In the context of WvW, the primary issue I touch above is that the actual state of WvW is not enabling small-scale play enough where it matters because no smallscale play actually occurs in the first place.  Smallscale today more or less exclusively consists of:

- 1v1:  There are better 1v1 builds on the thief because the support is redundant.  Though it was still a very strong duelist in good hands because it got a LOT of damage negation on its condition build with access to shroud + stealth+ Dire/TB defensive stats.
- Ganking:  You don't need support when you're already outnumbering people.

Since smallscale play is dead, its rhetorical strengths aren't realities not because of anything pertinent to the class, but just the nature of WvW today thanks to warclaw, mass quitting of players by the imbalance of smallscale combat post-expansions.

Which is why it was so strong in sPvP.  It's actually nutty in the slower format where small fights are constantly breaking out and where targets are focused making the solo-support very valuable when it's strong, because of its ability to support, deal decent damage, and have better escape contingencies than every other support build in the game, with decapping all wrapped in one nice package.

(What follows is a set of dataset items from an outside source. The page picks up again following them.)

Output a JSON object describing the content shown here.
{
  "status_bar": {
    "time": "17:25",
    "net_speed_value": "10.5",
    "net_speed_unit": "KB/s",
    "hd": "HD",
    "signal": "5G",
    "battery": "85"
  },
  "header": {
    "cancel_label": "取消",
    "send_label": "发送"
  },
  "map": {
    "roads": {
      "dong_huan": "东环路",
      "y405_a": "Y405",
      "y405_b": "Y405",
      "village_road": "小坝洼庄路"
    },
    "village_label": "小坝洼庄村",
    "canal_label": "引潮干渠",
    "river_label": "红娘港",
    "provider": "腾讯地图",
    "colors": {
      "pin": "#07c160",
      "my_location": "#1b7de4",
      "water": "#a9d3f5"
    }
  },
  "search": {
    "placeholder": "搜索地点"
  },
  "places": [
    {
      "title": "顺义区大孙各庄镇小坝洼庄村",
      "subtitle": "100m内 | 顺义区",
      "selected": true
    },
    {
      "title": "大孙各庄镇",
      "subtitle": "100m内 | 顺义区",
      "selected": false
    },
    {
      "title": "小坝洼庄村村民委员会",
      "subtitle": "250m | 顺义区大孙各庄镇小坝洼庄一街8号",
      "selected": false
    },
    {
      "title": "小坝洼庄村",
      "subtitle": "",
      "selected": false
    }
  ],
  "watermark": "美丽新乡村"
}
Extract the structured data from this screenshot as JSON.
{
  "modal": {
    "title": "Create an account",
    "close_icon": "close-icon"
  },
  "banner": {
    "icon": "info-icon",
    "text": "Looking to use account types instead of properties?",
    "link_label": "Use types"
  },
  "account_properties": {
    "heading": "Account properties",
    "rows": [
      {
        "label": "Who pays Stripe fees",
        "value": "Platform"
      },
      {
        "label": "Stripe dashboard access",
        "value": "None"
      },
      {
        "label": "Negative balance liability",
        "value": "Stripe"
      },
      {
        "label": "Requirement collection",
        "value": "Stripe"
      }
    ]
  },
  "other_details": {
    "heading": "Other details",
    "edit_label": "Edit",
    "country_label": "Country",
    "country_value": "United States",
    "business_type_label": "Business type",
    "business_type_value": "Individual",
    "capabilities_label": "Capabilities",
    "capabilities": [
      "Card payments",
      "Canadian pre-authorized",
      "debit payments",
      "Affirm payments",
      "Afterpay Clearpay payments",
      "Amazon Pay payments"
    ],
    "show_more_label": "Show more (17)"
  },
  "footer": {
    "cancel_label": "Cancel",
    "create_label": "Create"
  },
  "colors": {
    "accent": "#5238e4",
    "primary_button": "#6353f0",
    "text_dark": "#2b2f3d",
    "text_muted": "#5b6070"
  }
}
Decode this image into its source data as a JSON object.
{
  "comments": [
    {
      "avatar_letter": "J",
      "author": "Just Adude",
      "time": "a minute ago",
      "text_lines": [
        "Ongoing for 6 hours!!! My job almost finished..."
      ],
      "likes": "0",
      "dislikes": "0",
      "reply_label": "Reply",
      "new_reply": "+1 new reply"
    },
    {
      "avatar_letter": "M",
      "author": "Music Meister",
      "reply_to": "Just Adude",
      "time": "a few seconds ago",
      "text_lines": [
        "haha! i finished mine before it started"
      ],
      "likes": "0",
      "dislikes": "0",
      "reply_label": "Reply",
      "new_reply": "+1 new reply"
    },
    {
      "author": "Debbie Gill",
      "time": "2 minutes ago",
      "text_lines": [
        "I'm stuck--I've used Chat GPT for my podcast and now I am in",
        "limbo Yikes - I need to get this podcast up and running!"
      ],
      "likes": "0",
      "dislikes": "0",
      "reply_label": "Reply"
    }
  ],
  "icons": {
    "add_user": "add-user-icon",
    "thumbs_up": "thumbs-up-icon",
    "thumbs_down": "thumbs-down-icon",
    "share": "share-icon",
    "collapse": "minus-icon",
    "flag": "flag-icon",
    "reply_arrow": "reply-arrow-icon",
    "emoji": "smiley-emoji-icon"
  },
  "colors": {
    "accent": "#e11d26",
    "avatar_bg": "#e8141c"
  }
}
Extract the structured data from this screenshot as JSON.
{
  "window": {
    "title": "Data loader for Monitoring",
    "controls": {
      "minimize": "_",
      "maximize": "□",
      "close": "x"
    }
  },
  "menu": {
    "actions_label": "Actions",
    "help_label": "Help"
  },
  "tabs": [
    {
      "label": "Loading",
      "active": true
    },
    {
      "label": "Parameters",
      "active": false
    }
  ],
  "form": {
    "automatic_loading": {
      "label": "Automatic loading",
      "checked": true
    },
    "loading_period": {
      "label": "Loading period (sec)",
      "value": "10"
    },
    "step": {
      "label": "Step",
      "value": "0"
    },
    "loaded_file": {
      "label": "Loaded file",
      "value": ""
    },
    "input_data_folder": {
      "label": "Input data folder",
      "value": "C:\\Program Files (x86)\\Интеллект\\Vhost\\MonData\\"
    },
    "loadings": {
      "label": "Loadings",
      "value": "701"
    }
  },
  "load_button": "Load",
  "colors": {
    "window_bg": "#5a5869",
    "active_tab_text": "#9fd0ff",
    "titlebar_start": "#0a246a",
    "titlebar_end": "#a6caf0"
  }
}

And why it's being relegated to bad-tier in PvE:  The support aspect isn't good enough to carry a group of 10 players (despite being excellent for 2-5) which are generally all taking significant damage simultaneously from boss attacks (which is more akin to blob play and how large groups of players get bombed all at once), and its low self-sustain/mitigation in the case of shroud negation just make it worse than other options at dealing damage or staying alive - to which the thief is always bad at self-sustain, anyways, so you might as well just pick a better boon-tank.

This is reflected back into the OP's question of, "What is this actually supposed to do?"  Because the way thief plays in the respective formats is completely and totally different thanks to its design and decade of skill splits/designing for unhealthy and abused mechanics that weren't nipped in the bud properly, like permanent stealth into burst combos or 100% agency over fight selection in the PvP modes which does not matter in PvE at all, or sustained DPS in PvE which does not matter in the PvP modes.